É mais comum em homens, que têm uma fraqueza natural da região da virilha em decorrência da passagem das estruturas que se direcionam para os testículos. De forma geral, as hérnias inguinais provocam uma protuberância indolor na virilha. Esse abaulamento pode, entretanto, aumentar de tamanho e causar dor, conforme o paciente faz esforço. Às vezes, uma parte do intestino fica presa no interior da hérnia (encarceramento), e, se o intestino ficar preso, o fornecimento de sangue pode ser cortado (estrangulamento) e ocasionar isquemia e necrose daquele segmento intestinal.

O diagnóstico da hérnia inguinal é clínico, por meio do exame físico, em que o médico palpa a região inguinal. Algumas vezes, contudo, pode ser necessário solicitar exames de imagem como a ultrassonografia e mais raramente a tomografia computadorizada.

A única forma de tratar a hérnia inguinal é com cirurgia, que pode ser feita por via convencional ou da forma minimamente invasiva (laparoscópica). Em ambas as técnicas, o cirurgião corrige o defeito herniário e coloca uma tela de material inerte e inabsorvível, a fim de reforçar a região e evitar que a hérnia volte.

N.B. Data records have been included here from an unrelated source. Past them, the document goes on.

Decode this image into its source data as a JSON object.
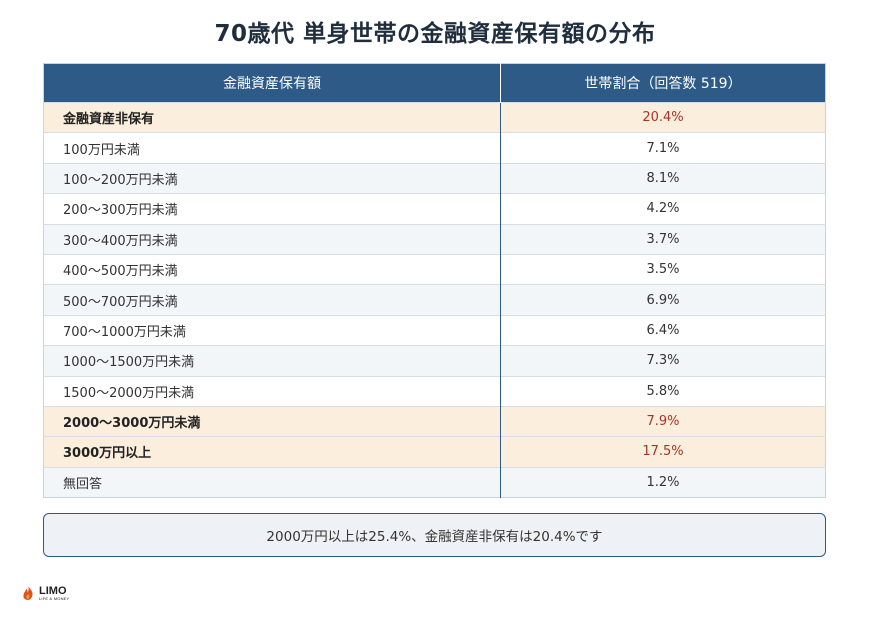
{
  "title": "70歳代 単身世帯の金融資産保有額の分布",
  "table": {
    "headers": [
      "金融資産保有額",
      "世帯割合（回答数 519）"
    ],
    "rows": [
      {
        "label": "金融資産非保有",
        "value": "20.4%",
        "highlight": true
      },
      {
        "label": "100万円未満",
        "value": "7.1%",
        "highlight": false
      },
      {
        "label": "100～200万円未満",
        "value": "8.1%",
        "highlight": false
      },
      {
        "label": "200～300万円未満",
        "value": "4.2%",
        "highlight": false
      },
      {
        "label": "300～400万円未満",
        "value": "3.7%",
        "highlight": false
      },
      {
        "label": "400～500万円未満",
        "value": "3.5%",
        "highlight": false
      },
      {
        "label": "500～700万円未満",
        "value": "6.9%",
        "highlight": false
      },
      {
        "label": "700～1000万円未満",
        "value": "6.4%",
        "highlight": false
      },
      {
        "label": "1000～1500万円未満",
        "value": "7.3%",
        "highlight": false
      },
      {
        "label": "1500～2000万円未満",
        "value": "5.8%",
        "highlight": false
      },
      {
        "label": "2000～3000万円未満",
        "value": "7.9%",
        "highlight": true
      },
      {
        "label": "3000万円以上",
        "value": "17.5%",
        "highlight": true
      },
      {
        "label": "無回答",
        "value": "1.2%",
        "highlight": false
      }
    ]
  },
  "note": "2000万円以上は25.4%、金融資産非保有は20.4%です",
  "logo": {
    "word": "LIMO",
    "sub": "LIFE & MONEY"
  },
  "colors": {
    "header": "#2d5a86",
    "highlight_bg": "#fbeedd",
    "highlight_value": "#a8332b"
  }
}
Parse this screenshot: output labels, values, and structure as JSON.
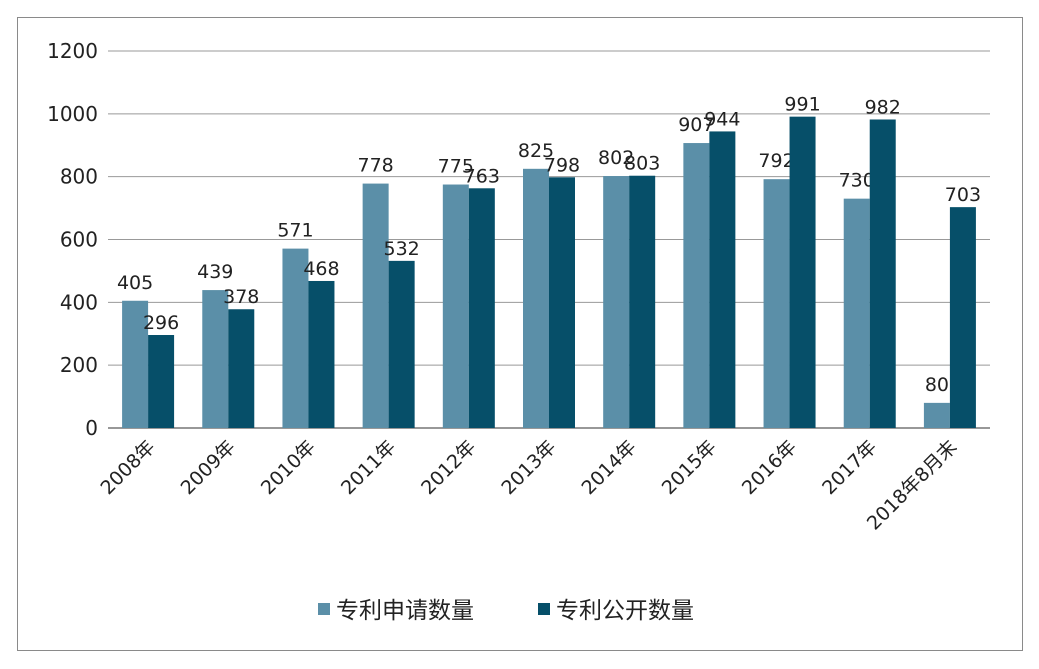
{
  "chart_data": {
    "type": "bar",
    "categories": [
      "2008年",
      "2009年",
      "2010年",
      "2011年",
      "2012年",
      "2013年",
      "2014年",
      "2015年",
      "2016年",
      "2017年",
      "2018年8月末"
    ],
    "series": [
      {
        "name": "专利申请数量",
        "color": "#5b8fa8",
        "values": [
          405,
          439,
          571,
          778,
          775,
          825,
          802,
          907,
          792,
          730,
          80
        ]
      },
      {
        "name": "专利公开数量",
        "color": "#064f69",
        "values": [
          296,
          378,
          468,
          532,
          763,
          798,
          803,
          944,
          991,
          982,
          703
        ]
      }
    ],
    "ylim": [
      0,
      1200
    ],
    "yticks": [
      0,
      200,
      400,
      600,
      800,
      1000,
      1200
    ],
    "grid": true,
    "legend": "bottom",
    "xlabel": "",
    "ylabel": "",
    "title": ""
  }
}
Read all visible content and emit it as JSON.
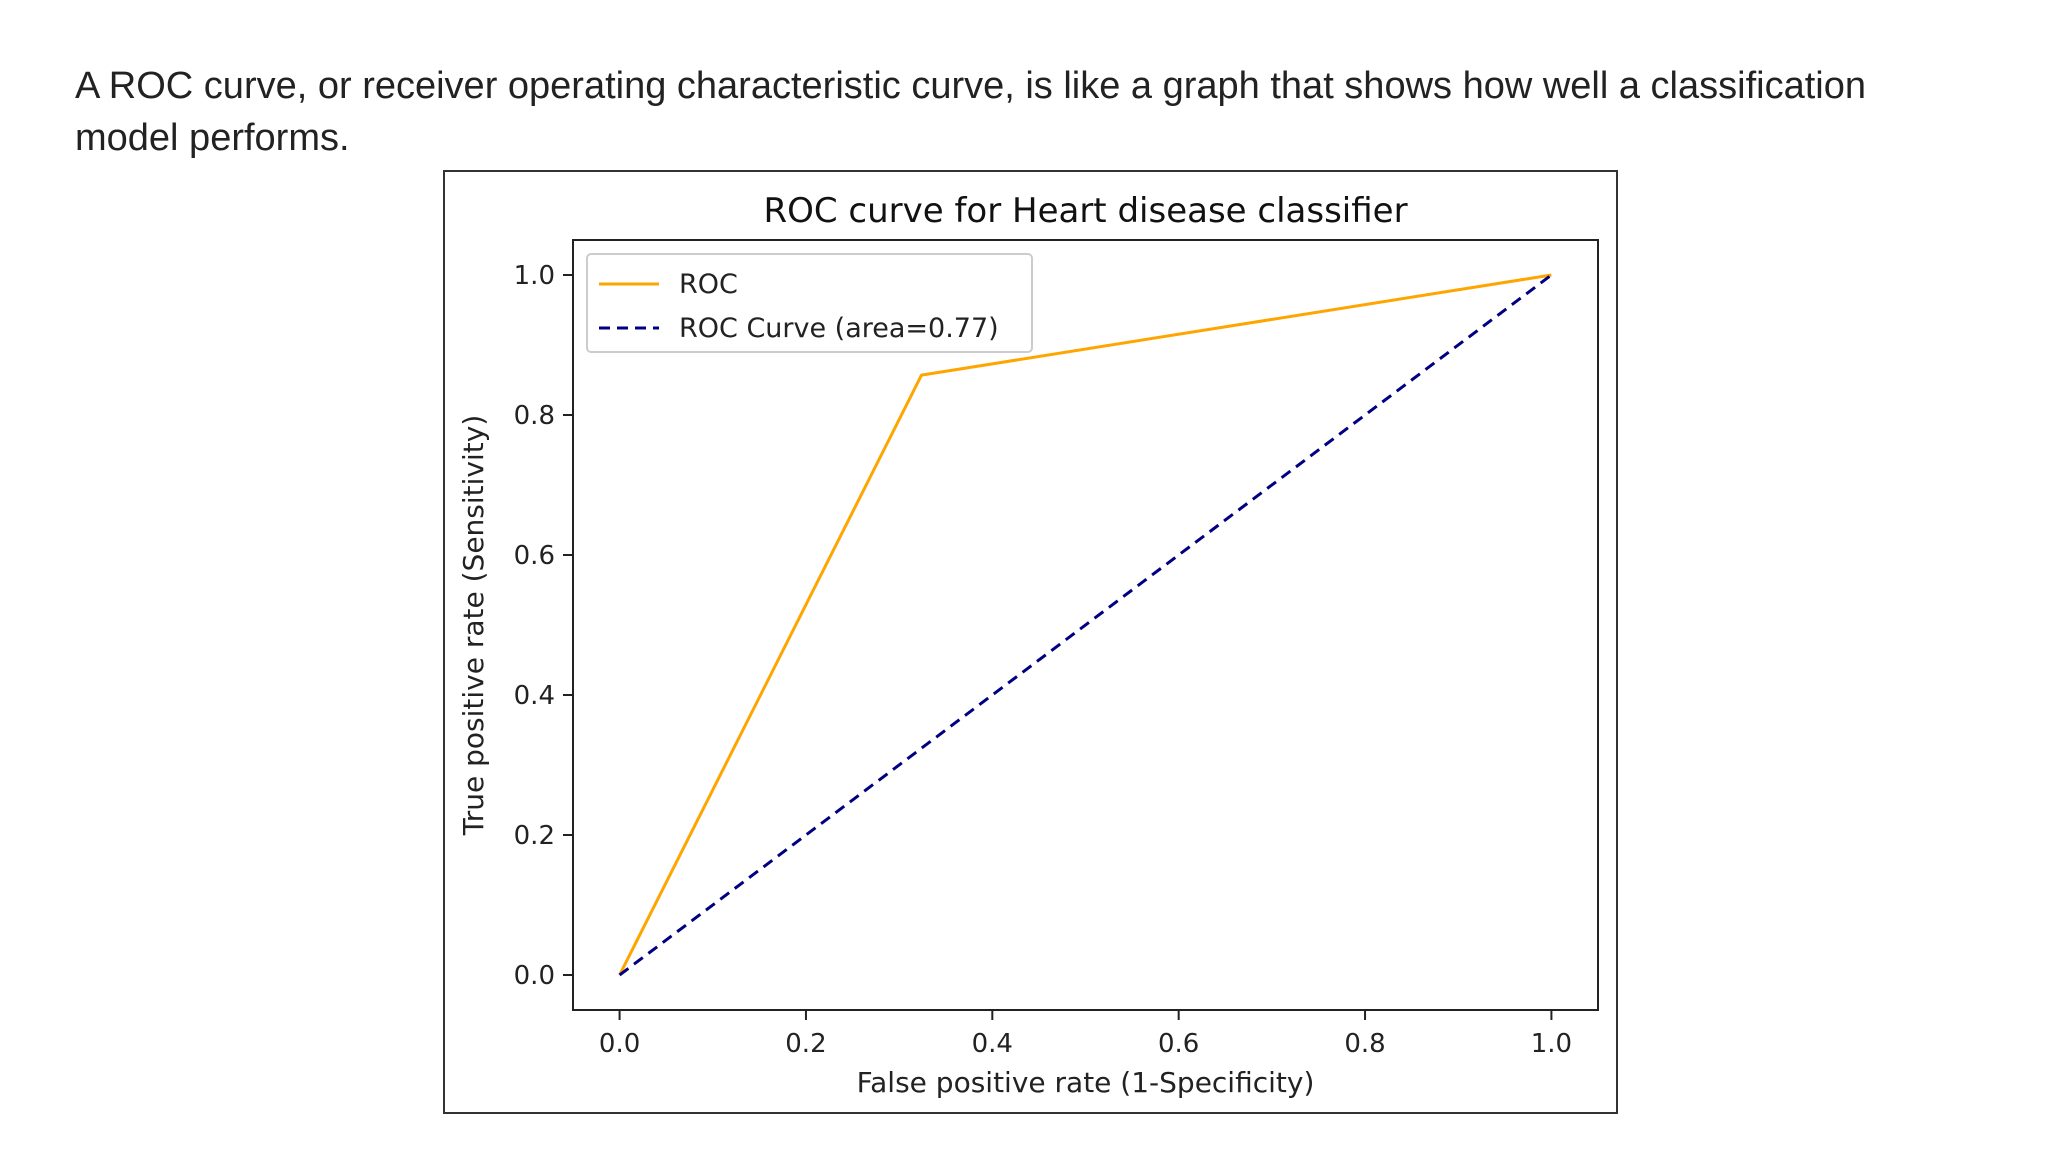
{
  "intro": {
    "text": "A ROC curve, or receiver operating characteristic curve, is like a graph that shows how well a classification model performs."
  },
  "chart_data": {
    "type": "line",
    "title": "ROC curve for Heart disease classifier",
    "xlabel": "False positive rate (1-Specificity)",
    "ylabel": "True positive rate (Sensitivity)",
    "xlim": [
      -0.05,
      1.05
    ],
    "ylim": [
      -0.05,
      1.05
    ],
    "xticks": [
      0.0,
      0.2,
      0.4,
      0.6,
      0.8,
      1.0
    ],
    "yticks": [
      0.0,
      0.2,
      0.4,
      0.6,
      0.8,
      1.0
    ],
    "tick_format": [
      "0.0",
      "0.2",
      "0.4",
      "0.6",
      "0.8",
      "1.0"
    ],
    "grid": false,
    "legend": "top-left",
    "series": [
      {
        "name": "ROC",
        "style": "solid",
        "color": "#FFA500",
        "x": [
          0.0,
          0.324,
          1.0
        ],
        "y": [
          0.0,
          0.857,
          1.0
        ]
      },
      {
        "name": "ROC Curve (area=0.77)",
        "style": "dashed",
        "color": "#000080",
        "x": [
          0.0,
          1.0
        ],
        "y": [
          0.0,
          1.0
        ]
      }
    ]
  }
}
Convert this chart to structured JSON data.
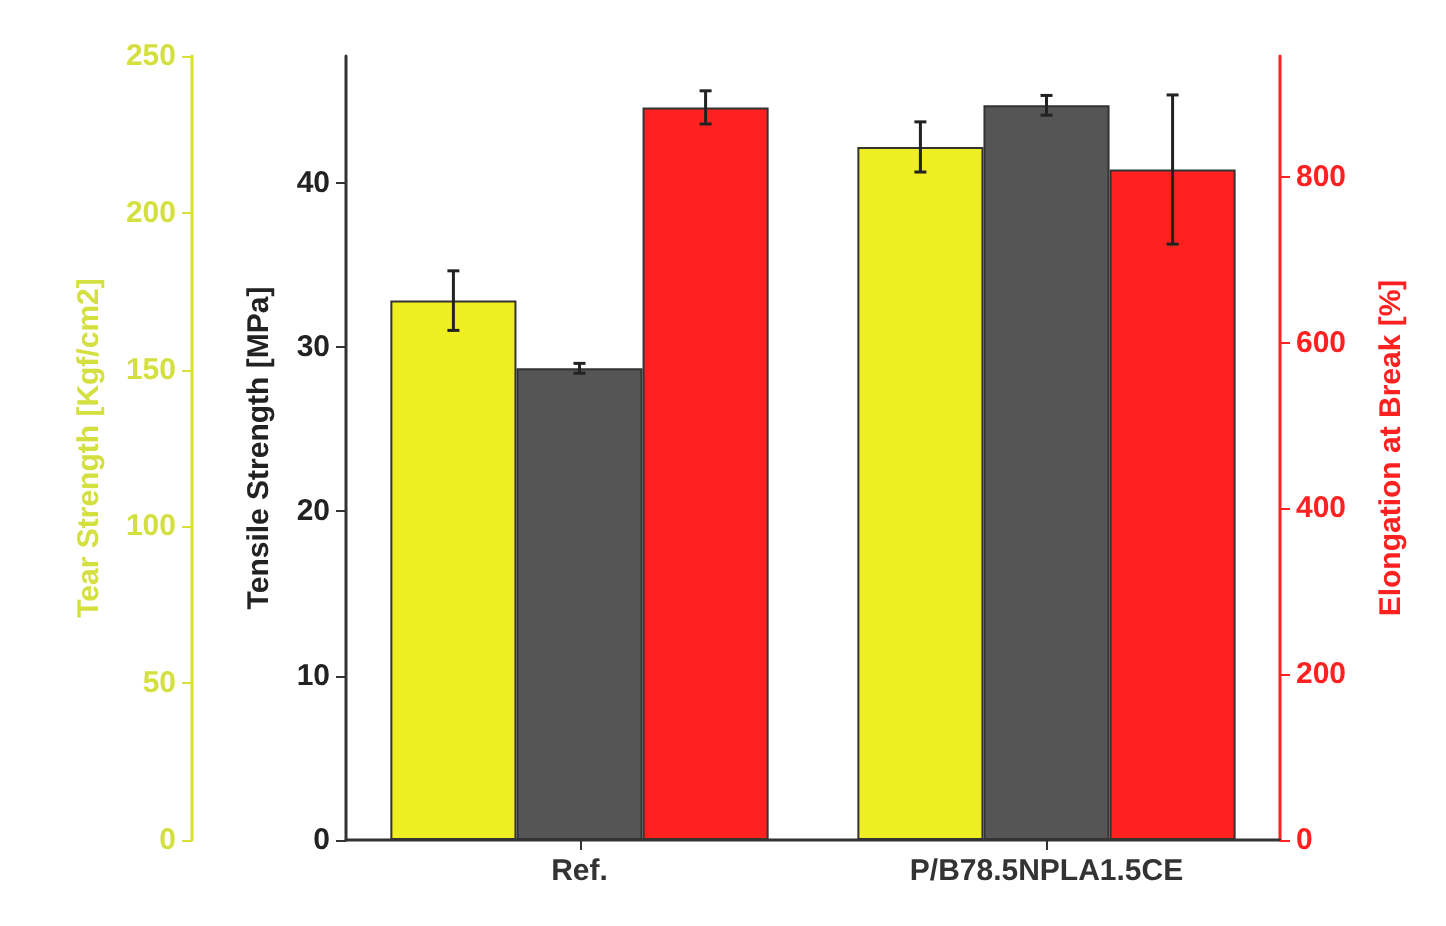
{
  "chart_data": {
    "type": "bar",
    "categories": [
      "Ref.",
      "P/B78.5NPLA1.5CE"
    ],
    "series": [
      {
        "color": "#eeee22",
        "values": [
          172,
          221
        ],
        "errors": [
          9.5,
          8
        ],
        "axis": "y"
      },
      {
        "color": "#555555",
        "values": [
          28.7,
          44.7
        ],
        "errors": [
          0.3,
          0.6
        ],
        "axis": "y2"
      },
      {
        "color": "#ff2020",
        "values": [
          884,
          809
        ],
        "errors": [
          20,
          90
        ],
        "axis": "y3"
      }
    ],
    "ylabel": "Tear Strength [Kgf/cm2]",
    "ylim": [
      0,
      250
    ],
    "yticks": [
      0,
      50,
      100,
      150,
      200,
      250
    ],
    "y2label": "Tensile Strength [MPa]",
    "y2lim": [
      0,
      47.7
    ],
    "y2ticks": [
      0,
      10,
      20,
      30,
      40
    ],
    "y3label": "Elongation at Break [%]",
    "y3lim": [
      0,
      946
    ],
    "y3ticks": [
      0,
      200,
      400,
      600,
      800
    ]
  }
}
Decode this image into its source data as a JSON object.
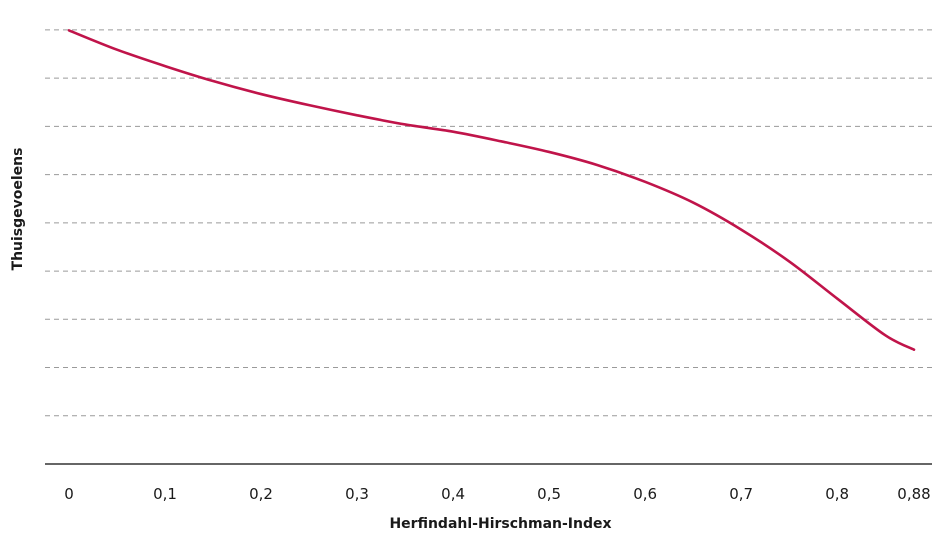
{
  "chart_data": {
    "type": "line",
    "title": "",
    "xlabel": "Herfindahl-Hirschman-Index",
    "ylabel": "Thuisgevoelens",
    "x_ticks": [
      "0",
      "0,1",
      "0,2",
      "0,3",
      "0,4",
      "0,5",
      "0,6",
      "0,7",
      "0,8",
      "0,88"
    ],
    "x_tick_values": [
      0,
      0.1,
      0.2,
      0.3,
      0.4,
      0.5,
      0.6,
      0.7,
      0.8,
      0.88
    ],
    "xlim": [
      0,
      0.88
    ],
    "ylim": [
      0,
      9.33
    ],
    "y_tick_labels_shown": false,
    "grid": "horizontal-dashed",
    "series": [
      {
        "color": "#c0144a",
        "x": [
          0,
          0.05,
          0.1,
          0.15,
          0.2,
          0.25,
          0.3,
          0.35,
          0.4,
          0.45,
          0.5,
          0.55,
          0.6,
          0.65,
          0.7,
          0.75,
          0.8,
          0.85,
          0.88
        ],
        "y": [
          8.99,
          8.59,
          8.25,
          7.94,
          7.67,
          7.44,
          7.23,
          7.04,
          6.89,
          6.69,
          6.47,
          6.2,
          5.85,
          5.42,
          4.86,
          4.2,
          3.43,
          2.67,
          2.37
        ]
      }
    ]
  }
}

Na cirurgia convencional, a técnica mais utilizada é a de Liechtenstein, em que a tela é colocada sobre a musculatura e fixada com pontos a ligamentos e estruturas ósseas da região. Tem a vantagem de não ter necessidade de entrar no abdome, não exigir anestesia geral e ter menor custo. Entretanto, a chance de ocorrer complicações da ferida operatória, tais como seromas, hemorragia, infecção e dor crônica é um pouco maior que na via minimamente invasiva.

A cirurgia laparoscópica, por sua vez, oferece uma recuperação mais rápida, com menos dor pós-operatória e recuperação mais rápida às atividades de trabalho, com a mesma segurança e eficácia da via convencional. O cirurgião opera por meio pequenos “furos” no abdome, através dos quais são introduzidos os instrumentos cirúrgicos. Dessa forma, a abordagem da hérnia se dá por dentro do abdome e a tela é colocada atrás da musculatura e fixada com grampos especiais. Para hérnias primárias, principalmente as bilaterais, é a técnica preferida.